Farmers in that country continue to grapple with higher input costs, lower commodity prices and tighter sustainability-linked subsidies, but the machinery market has shown tentative signs of stabilisation.
Senwes’s Financial Services and Advice division grew profit by 13,8%, despite a 3,5% decline in revenue. The Credit cluster recorded a 5,7% profit of R10 million on a smaller book and reduced interest rates, while the Insurance and Advice business surged by 133% thanks to a sharply lower claims ratio.
Processing, Conditioning and Markets remained the weak spot, with profit falling by 24,4% after impairments in the SA Dorper hide-processing business linked to weaker demand, foot-and-mouth disease disruptions and the loss of a key contract. Other units, including lime, raisins, and laboratory services, were stable to stronger.
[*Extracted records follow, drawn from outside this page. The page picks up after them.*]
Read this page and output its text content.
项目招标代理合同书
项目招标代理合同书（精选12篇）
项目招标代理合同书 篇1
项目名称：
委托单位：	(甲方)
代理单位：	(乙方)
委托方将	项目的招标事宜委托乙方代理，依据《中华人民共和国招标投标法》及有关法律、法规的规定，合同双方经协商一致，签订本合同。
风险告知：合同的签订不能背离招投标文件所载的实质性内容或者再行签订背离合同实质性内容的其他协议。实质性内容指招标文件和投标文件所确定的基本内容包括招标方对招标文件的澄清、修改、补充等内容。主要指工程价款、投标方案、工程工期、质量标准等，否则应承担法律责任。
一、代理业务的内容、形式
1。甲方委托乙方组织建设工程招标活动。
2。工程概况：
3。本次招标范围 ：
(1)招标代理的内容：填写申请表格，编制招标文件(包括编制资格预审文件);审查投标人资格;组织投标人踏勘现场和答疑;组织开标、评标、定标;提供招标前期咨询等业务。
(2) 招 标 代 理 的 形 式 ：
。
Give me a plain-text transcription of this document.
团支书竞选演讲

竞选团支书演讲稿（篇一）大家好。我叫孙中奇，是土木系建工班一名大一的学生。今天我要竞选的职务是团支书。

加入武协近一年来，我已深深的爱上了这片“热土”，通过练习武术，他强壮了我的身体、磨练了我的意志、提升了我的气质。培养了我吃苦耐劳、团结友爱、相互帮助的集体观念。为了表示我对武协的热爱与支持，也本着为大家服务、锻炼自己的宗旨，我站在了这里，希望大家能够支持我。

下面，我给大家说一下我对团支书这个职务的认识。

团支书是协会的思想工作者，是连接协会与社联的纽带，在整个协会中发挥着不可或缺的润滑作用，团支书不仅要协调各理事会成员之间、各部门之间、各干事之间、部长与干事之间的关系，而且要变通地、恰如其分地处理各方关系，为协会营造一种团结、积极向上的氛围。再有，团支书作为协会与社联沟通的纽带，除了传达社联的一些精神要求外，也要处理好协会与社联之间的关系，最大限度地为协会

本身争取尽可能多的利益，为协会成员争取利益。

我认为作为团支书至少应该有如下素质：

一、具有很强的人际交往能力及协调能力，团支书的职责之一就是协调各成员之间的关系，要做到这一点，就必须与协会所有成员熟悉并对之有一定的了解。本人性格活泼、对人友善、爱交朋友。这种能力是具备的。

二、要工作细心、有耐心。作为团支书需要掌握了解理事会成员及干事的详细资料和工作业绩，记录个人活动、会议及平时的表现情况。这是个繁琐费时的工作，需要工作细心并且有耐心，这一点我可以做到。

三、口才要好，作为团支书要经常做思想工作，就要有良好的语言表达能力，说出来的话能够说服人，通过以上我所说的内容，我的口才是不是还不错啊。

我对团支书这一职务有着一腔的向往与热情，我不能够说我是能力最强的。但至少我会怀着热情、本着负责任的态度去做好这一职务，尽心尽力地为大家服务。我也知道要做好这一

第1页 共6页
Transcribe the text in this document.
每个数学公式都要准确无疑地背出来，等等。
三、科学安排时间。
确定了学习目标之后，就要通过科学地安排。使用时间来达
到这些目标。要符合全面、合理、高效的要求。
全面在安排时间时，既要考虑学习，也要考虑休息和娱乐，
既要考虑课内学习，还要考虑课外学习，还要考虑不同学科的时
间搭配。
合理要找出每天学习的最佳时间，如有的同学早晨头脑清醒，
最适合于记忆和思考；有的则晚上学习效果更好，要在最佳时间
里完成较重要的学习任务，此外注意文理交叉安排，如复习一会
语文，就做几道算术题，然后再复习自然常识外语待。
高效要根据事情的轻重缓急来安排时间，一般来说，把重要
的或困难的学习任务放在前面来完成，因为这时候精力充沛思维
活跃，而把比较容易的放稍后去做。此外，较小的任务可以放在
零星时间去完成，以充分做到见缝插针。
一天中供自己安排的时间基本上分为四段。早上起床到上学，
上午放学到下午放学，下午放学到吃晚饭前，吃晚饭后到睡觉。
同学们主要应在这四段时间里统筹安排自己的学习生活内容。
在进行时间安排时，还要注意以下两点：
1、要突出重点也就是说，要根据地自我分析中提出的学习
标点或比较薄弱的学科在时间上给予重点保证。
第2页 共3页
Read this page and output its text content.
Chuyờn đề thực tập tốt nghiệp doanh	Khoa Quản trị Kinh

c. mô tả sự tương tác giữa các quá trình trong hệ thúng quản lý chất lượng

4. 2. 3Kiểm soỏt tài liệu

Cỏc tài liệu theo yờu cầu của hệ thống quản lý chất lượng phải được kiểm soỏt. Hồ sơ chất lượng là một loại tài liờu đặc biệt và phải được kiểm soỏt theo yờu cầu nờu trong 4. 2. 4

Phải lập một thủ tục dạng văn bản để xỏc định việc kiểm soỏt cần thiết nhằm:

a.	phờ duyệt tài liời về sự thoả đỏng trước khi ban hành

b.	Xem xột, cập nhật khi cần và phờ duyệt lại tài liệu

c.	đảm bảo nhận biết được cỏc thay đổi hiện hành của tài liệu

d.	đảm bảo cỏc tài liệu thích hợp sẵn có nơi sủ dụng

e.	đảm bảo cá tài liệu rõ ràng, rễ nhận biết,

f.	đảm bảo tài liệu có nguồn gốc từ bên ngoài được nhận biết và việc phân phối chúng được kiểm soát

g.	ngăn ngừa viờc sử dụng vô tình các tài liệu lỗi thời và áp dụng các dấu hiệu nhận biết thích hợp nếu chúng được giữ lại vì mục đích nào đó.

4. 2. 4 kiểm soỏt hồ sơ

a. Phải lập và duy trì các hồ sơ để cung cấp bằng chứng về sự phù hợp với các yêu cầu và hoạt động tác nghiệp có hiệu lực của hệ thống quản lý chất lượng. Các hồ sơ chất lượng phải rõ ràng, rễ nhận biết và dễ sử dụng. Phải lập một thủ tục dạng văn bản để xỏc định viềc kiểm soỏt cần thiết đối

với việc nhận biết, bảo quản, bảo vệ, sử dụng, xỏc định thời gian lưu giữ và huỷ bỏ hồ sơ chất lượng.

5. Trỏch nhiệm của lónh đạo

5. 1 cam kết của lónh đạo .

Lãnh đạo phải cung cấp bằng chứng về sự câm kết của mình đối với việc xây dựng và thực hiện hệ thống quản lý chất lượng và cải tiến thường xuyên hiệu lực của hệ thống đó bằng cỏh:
Carpe Diem Raisins saw volumes fall by 35,2% following last year’s record South African crop, although lower Turkish output supported prices. Foreign exchange gains further cushioned the impact.
Strategic initiatives
Senwes said strategic initiatives during the period included the acquisition of Vinlab Group to bolster laboratory services through NviroTek, the development of next-generation grain-drying technology, and the planned purchase of AMC Equipment, subject to regulatory approval. The disposal of Botselo Mills is intended to refocus the portfolio on core operations.
Looking to the rest of the financial year, planting intentions for 2025/26 are marginally higher, and improved rainfall could support input demand and equipment sales, although softer grain prices may temper spending.
Management expects most divisions to perform in line with or slightly ahead of the first-half outcome, while Processing is likely to make only a small contribution.
CEO Debbie Bester stated that the outlook remains mixed, but the group is positioned for long-term growth through targeted investments in technology, capabilities, and sector-specific businesses.